Kürtlerin varlığını reddettiler, çocuklarına Kürtçe isim koymalarını, Kürtçe şarkı söylemelerini yasakladılar.
Bu bir şaka değil, bu ülkede Kürtçe şarkı söylemek yasaktı.
Ahmet Kaya, “Kürtçe şarkı söyleyeceğim” dediği için genç yaşta sürgünde ölmek zorunda kaldı.
Yüzlerce milyar dolar harcandı savaşa.
Kırk binden fazla insan öldü.
Ülke kalkınamadı, gelişemedi.
Yargı, güvenilirliğini kaybetti.
Bütün bunları yaşadık burada.
Şimdi bir dönüm noktasındayız.
“Kanlı saçmalıklar” çağı kapanıyor.
Önce Kürt sorununa bir çözüm bulunacak.
İçişleri Bakanı, bir iki güne kadar “yapacakları açılımları” açıklayacağını söyledi.
Ağustosun 15’inde de Apo kendi “yol haritasını” açıklayacak.
Şikâyetler, homurdanmalar, yakınmalar olacak ama barışa doğru sağlam bir adım atılacak.

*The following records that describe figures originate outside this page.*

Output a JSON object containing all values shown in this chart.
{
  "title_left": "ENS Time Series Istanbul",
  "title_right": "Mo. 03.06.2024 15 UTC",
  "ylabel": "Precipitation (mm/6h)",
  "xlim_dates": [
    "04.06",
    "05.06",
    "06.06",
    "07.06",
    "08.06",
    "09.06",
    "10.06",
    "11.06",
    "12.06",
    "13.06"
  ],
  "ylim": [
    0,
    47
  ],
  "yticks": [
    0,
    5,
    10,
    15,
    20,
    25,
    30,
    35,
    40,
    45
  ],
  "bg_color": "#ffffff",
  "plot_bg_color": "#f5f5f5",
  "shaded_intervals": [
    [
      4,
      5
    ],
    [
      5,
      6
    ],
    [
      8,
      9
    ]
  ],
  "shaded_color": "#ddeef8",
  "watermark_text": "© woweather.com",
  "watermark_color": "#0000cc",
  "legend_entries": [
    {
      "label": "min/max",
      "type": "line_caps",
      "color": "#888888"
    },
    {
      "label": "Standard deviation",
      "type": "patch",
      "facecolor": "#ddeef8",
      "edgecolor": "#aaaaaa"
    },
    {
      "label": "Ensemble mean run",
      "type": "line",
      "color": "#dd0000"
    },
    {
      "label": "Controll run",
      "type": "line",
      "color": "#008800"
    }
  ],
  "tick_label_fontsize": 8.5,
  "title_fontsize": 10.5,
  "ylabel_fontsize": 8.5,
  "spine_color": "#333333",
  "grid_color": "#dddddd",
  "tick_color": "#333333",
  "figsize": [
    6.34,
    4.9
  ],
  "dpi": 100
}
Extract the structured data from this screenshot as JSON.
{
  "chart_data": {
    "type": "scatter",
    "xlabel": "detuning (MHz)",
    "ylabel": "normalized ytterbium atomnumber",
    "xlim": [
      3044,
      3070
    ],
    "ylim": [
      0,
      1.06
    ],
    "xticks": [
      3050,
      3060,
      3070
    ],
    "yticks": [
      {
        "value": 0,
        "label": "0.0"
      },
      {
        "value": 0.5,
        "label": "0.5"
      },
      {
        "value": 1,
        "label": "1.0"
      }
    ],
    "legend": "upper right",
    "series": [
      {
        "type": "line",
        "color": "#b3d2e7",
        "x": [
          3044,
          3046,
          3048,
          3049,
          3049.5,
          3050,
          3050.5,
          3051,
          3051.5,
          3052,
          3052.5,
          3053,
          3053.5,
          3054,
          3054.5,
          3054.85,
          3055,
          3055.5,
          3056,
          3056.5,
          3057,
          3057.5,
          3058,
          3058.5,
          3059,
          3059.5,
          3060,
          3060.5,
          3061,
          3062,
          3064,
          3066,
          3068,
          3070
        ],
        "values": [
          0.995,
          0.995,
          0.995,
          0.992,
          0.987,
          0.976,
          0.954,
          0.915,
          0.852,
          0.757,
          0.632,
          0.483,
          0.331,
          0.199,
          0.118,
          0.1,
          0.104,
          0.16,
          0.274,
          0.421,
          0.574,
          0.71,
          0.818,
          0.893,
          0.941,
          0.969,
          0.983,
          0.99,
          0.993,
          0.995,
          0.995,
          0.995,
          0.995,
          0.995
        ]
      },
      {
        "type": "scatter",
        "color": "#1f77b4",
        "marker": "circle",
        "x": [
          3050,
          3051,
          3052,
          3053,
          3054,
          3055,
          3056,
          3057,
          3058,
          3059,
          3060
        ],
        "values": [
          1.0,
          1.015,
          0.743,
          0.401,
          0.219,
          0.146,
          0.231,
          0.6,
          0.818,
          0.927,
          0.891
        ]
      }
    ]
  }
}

Türkiye, bu sorunu çözecek.
Bu sorunu çözmek, birçok sorunu da çözmek anlamına geliyor aslında.
Kürt sorununun çözümü, normalleşmeye doğru da atılmış çok büyük bir adım olacak.
Türbanlı kızlara yapılan eziyetler bitecek.

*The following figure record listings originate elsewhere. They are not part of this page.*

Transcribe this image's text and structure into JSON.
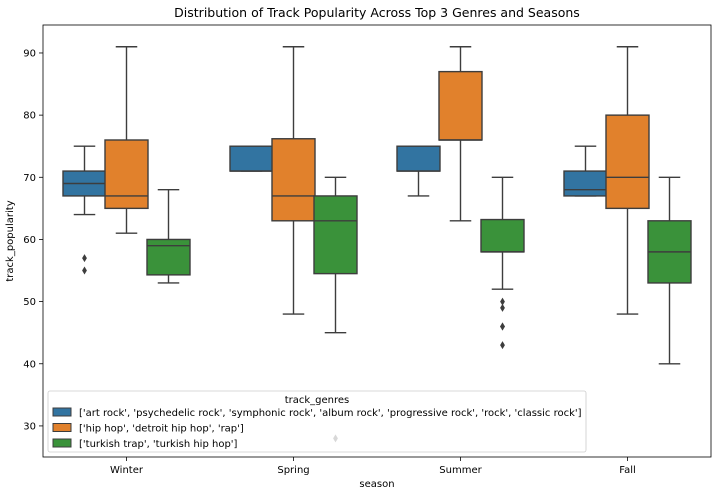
{
  "chart_data": {
    "type": "boxplot",
    "title": "Distribution of Track Popularity Across Top 3 Genres and Seasons",
    "xlabel": "season",
    "ylabel": "track_popularity",
    "categories": [
      "Winter",
      "Spring",
      "Summer",
      "Fall"
    ],
    "y_ticks": [
      30,
      40,
      50,
      60,
      70,
      80,
      90
    ],
    "ylim": [
      25,
      94.5
    ],
    "grid": false,
    "legend": {
      "title": "track_genres",
      "placement": "lower-left"
    },
    "series": [
      {
        "name": "['art rock', 'psychedelic rock', 'symphonic rock', 'album rock', 'progressive rock', 'rock', 'classic rock']",
        "color": "#3274a1",
        "boxes": [
          {
            "min": 64,
            "q1": 67,
            "median": 69,
            "q3": 71,
            "max": 75,
            "outliers": [
              57,
              55
            ]
          },
          {
            "min": 71,
            "q1": 71,
            "median": 71,
            "q3": 75,
            "max": 75,
            "outliers": []
          },
          {
            "min": 67,
            "q1": 71,
            "median": 71,
            "q3": 75,
            "max": 75,
            "outliers": []
          },
          {
            "min": 67,
            "q1": 67,
            "median": 68,
            "q3": 71,
            "max": 75,
            "outliers": []
          }
        ]
      },
      {
        "name": "['hip hop', 'detroit hip hop', 'rap']",
        "color": "#e1812c",
        "boxes": [
          {
            "min": 61,
            "q1": 65,
            "median": 67,
            "q3": 76,
            "max": 91,
            "outliers": []
          },
          {
            "min": 48,
            "q1": 63,
            "median": 67,
            "q3": 76.2,
            "max": 91,
            "outliers": []
          },
          {
            "min": 63,
            "q1": 76,
            "median": 76,
            "q3": 87,
            "max": 91,
            "outliers": []
          },
          {
            "min": 48,
            "q1": 65,
            "median": 70,
            "q3": 80,
            "max": 91,
            "outliers": []
          }
        ]
      },
      {
        "name": "['turkish trap', 'turkish hip hop']",
        "color": "#3a923a",
        "boxes": [
          {
            "min": 53,
            "q1": 54.3,
            "median": 59,
            "q3": 60,
            "max": 68,
            "outliers": []
          },
          {
            "min": 45,
            "q1": 54.5,
            "median": 63,
            "q3": 67,
            "max": 70,
            "outliers": [
              28
            ]
          },
          {
            "min": 52,
            "q1": 58,
            "median": 58,
            "q3": 63.2,
            "max": 70,
            "outliers": [
              50,
              49,
              46,
              46,
              43
            ]
          },
          {
            "min": 40,
            "q1": 53,
            "median": 58,
            "q3": 63,
            "max": 70,
            "outliers": []
          }
        ]
      }
    ]
  }
}
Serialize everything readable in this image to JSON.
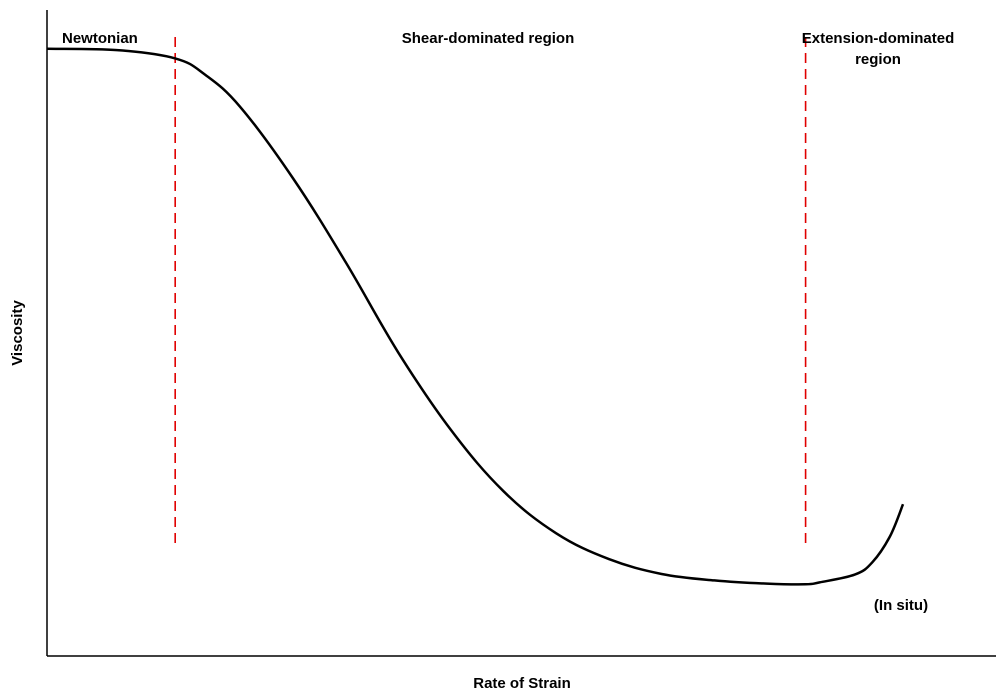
{
  "chart_data": {
    "type": "line",
    "title": "",
    "xlabel": "Rate of Strain",
    "ylabel": "Viscosity",
    "axis_ticks": false,
    "grid": false,
    "xlim": [
      0,
      100
    ],
    "ylim": [
      0,
      100
    ],
    "series": [
      {
        "x": [
          0,
          8,
          14.6,
          18,
          22,
          28,
          34,
          40,
          46,
          52,
          58,
          64,
          70,
          76,
          82,
          86.4,
          88,
          92,
          94,
          96,
          97.5
        ],
        "y": [
          94,
          93.8,
          92.5,
          90,
          85,
          74,
          61,
          47,
          35,
          25.5,
          19,
          15,
          12.7,
          11.7,
          11.2,
          11.1,
          11.4,
          12.6,
          14.5,
          18.5,
          23.5
        ],
        "color": "#000000"
      }
    ],
    "vlines": [
      {
        "x": 14.6,
        "color": "#e00000",
        "style": "dashed"
      },
      {
        "x": 86.4,
        "color": "#e00000",
        "style": "dashed"
      }
    ],
    "annotations": {
      "region1": "Newtonian",
      "region2": "Shear-dominated region",
      "region3_line1": "Extension-dominated",
      "region3_line2": "region",
      "corner": "(In situ)"
    }
  }
}
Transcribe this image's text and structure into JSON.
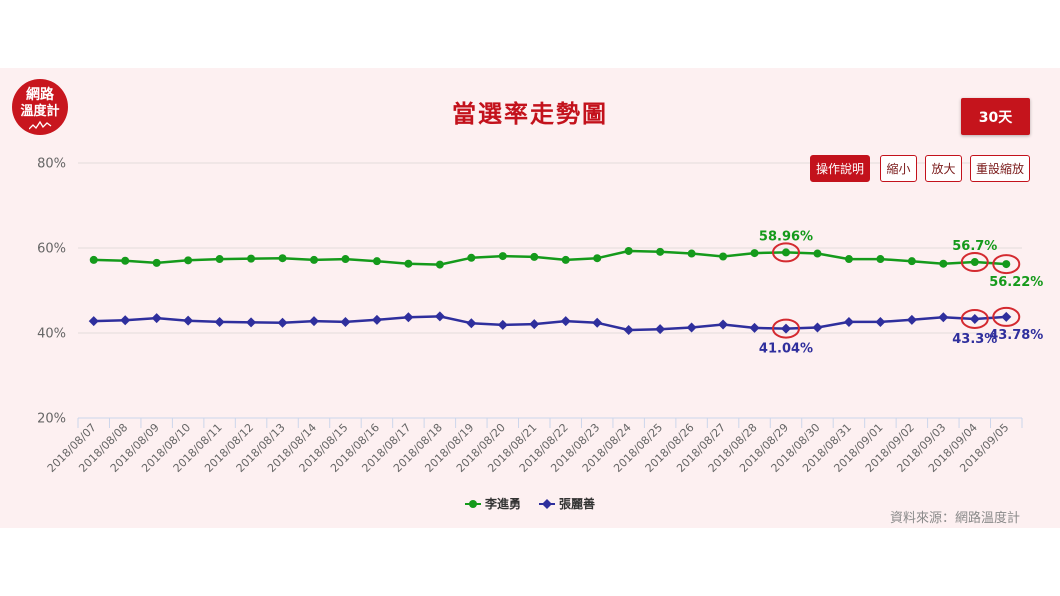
{
  "logo": {
    "line1": "網路",
    "line2": "溫度計"
  },
  "header": {
    "range_button": "30天"
  },
  "toolbar": {
    "help": "操作說明",
    "zoom_out": "縮小",
    "zoom_in": "放大",
    "reset_zoom": "重設縮放"
  },
  "source": "資料來源：網路溫度計",
  "colors": {
    "accent": "#c3121c",
    "panel_background": "#fdf0f1",
    "highlight_ring": "#d42a30"
  },
  "chart_data": {
    "type": "line",
    "title": "當選率走勢圖",
    "categories": [
      "2018/08/07",
      "2018/08/08",
      "2018/08/09",
      "2018/08/10",
      "2018/08/11",
      "2018/08/12",
      "2018/08/13",
      "2018/08/14",
      "2018/08/15",
      "2018/08/16",
      "2018/08/17",
      "2018/08/18",
      "2018/08/19",
      "2018/08/20",
      "2018/08/21",
      "2018/08/22",
      "2018/08/23",
      "2018/08/24",
      "2018/08/25",
      "2018/08/26",
      "2018/08/27",
      "2018/08/28",
      "2018/08/29",
      "2018/08/30",
      "2018/08/31",
      "2018/09/01",
      "2018/09/02",
      "2018/09/03",
      "2018/09/04",
      "2018/09/05"
    ],
    "ylim": [
      20,
      80
    ],
    "yticks": [
      20,
      40,
      60,
      80
    ],
    "ytick_labels": [
      "20%",
      "40%",
      "60%",
      "80%"
    ],
    "grid": true,
    "legend": "bottom-center",
    "series": [
      {
        "name": "李進勇",
        "color": "#159a1b",
        "marker": "circle",
        "values": [
          57.2,
          57.0,
          56.5,
          57.1,
          57.4,
          57.5,
          57.6,
          57.2,
          57.4,
          56.9,
          56.3,
          56.1,
          57.7,
          58.1,
          57.9,
          57.2,
          57.6,
          59.3,
          59.1,
          58.7,
          58.0,
          58.8,
          58.96,
          58.7,
          57.4,
          57.4,
          56.9,
          56.3,
          56.7,
          56.22
        ],
        "data_labels": [
          {
            "x": "2018/08/29",
            "text": "58.96%",
            "placement": "above",
            "circled": true
          },
          {
            "x": "2018/09/04",
            "text": "56.7%",
            "placement": "above",
            "circled": true
          },
          {
            "x": "2018/09/05",
            "text": "56.22%",
            "placement": "below-right",
            "circled": true
          }
        ]
      },
      {
        "name": "張麗善",
        "color": "#2f2f9d",
        "marker": "diamond",
        "values": [
          42.8,
          43.0,
          43.5,
          42.9,
          42.6,
          42.5,
          42.4,
          42.8,
          42.6,
          43.1,
          43.7,
          43.9,
          42.3,
          41.9,
          42.1,
          42.8,
          42.4,
          40.7,
          40.9,
          41.3,
          42.0,
          41.2,
          41.04,
          41.3,
          42.6,
          42.6,
          43.1,
          43.7,
          43.3,
          43.78
        ],
        "data_labels": [
          {
            "x": "2018/08/29",
            "text": "41.04%",
            "placement": "below",
            "circled": true
          },
          {
            "x": "2018/09/04",
            "text": "43.3%",
            "placement": "below",
            "circled": true
          },
          {
            "x": "2018/09/05",
            "text": "43.78%",
            "placement": "below-right",
            "circled": true
          }
        ]
      }
    ]
  }
}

O ucube 12 Eylül Anayasası değişecek.
“Demagoji yarışı” sanılan siyaset, proje yarışı haline gelecek.
En önemlisi, Türkiye “dünyanın saygıdeğer ülkeleri” arasına girebilecek.

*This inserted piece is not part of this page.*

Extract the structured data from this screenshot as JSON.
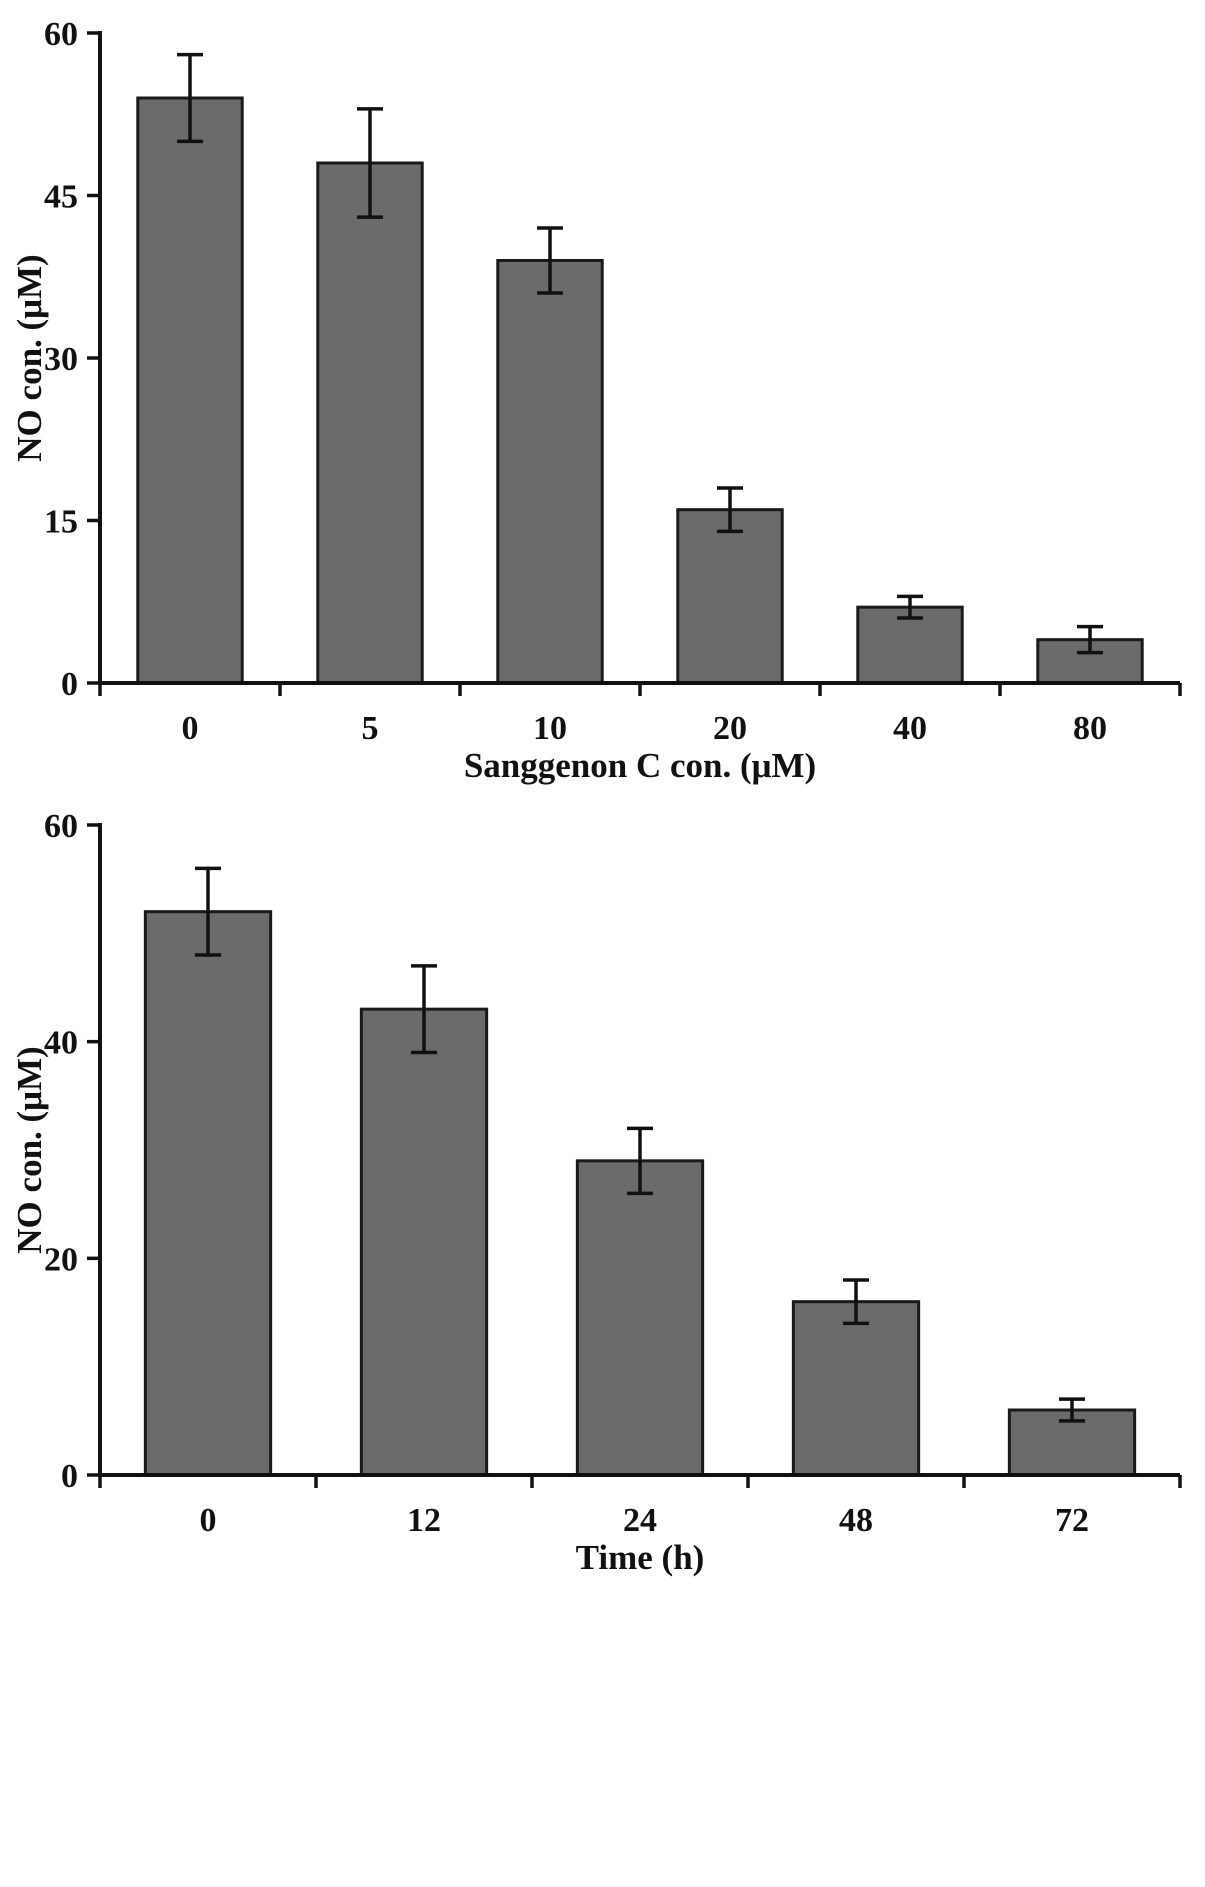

Kendimize güvenimiz arttıkça tabularımız, yalanlarımız azalacak.
Tarihle yüzleşmekten korkmayacağız.
Sadece Türkiye’nin sahibi olmakla övünmeyeceğiz, altı milyar insanın bir parçası olarak “dünyanın” da sahiplerinden biri olduğumuzu kavrayacağız.
Üniversitelerimizi kışla görüntüsünden çıkartacağız.
Dünyayla aynı düzeye getirmek için çaba harcayacağız.
Bu ülkede de her çocuğun bir odası olacak.
Bütün bu olumlu gelişmelerin yolunu tıkayan kaya kımıldadı çünkü.
Halkın önünü kapatan “devlet” şimdi geriye, gerçek yerine doğru itiliyor toplum tarafından.
Bundan sonra “cinayet işlemeyi” düşünen her devlet görevlisi, kelepçeleri ve hapishaneyi de düşünmek zorunda kalacak.
Halkın iradesine karşı çıkmanın “tehlikeli” olduğunu bilecekler.
Bir dönemin sonuna yaklaşıyoruz.
Çocuklarımız ve gençlerimiz için çok ümitliyim.
Bizim yaşadıklarımızı onlar yaşamayacak.
Onlar “saçmalıkların” saçma olduğunu bilecek.
Buna inanıyorum ve şu yaşadığımız anlamsız hayata bir “anlam” katıyor buna inanmak.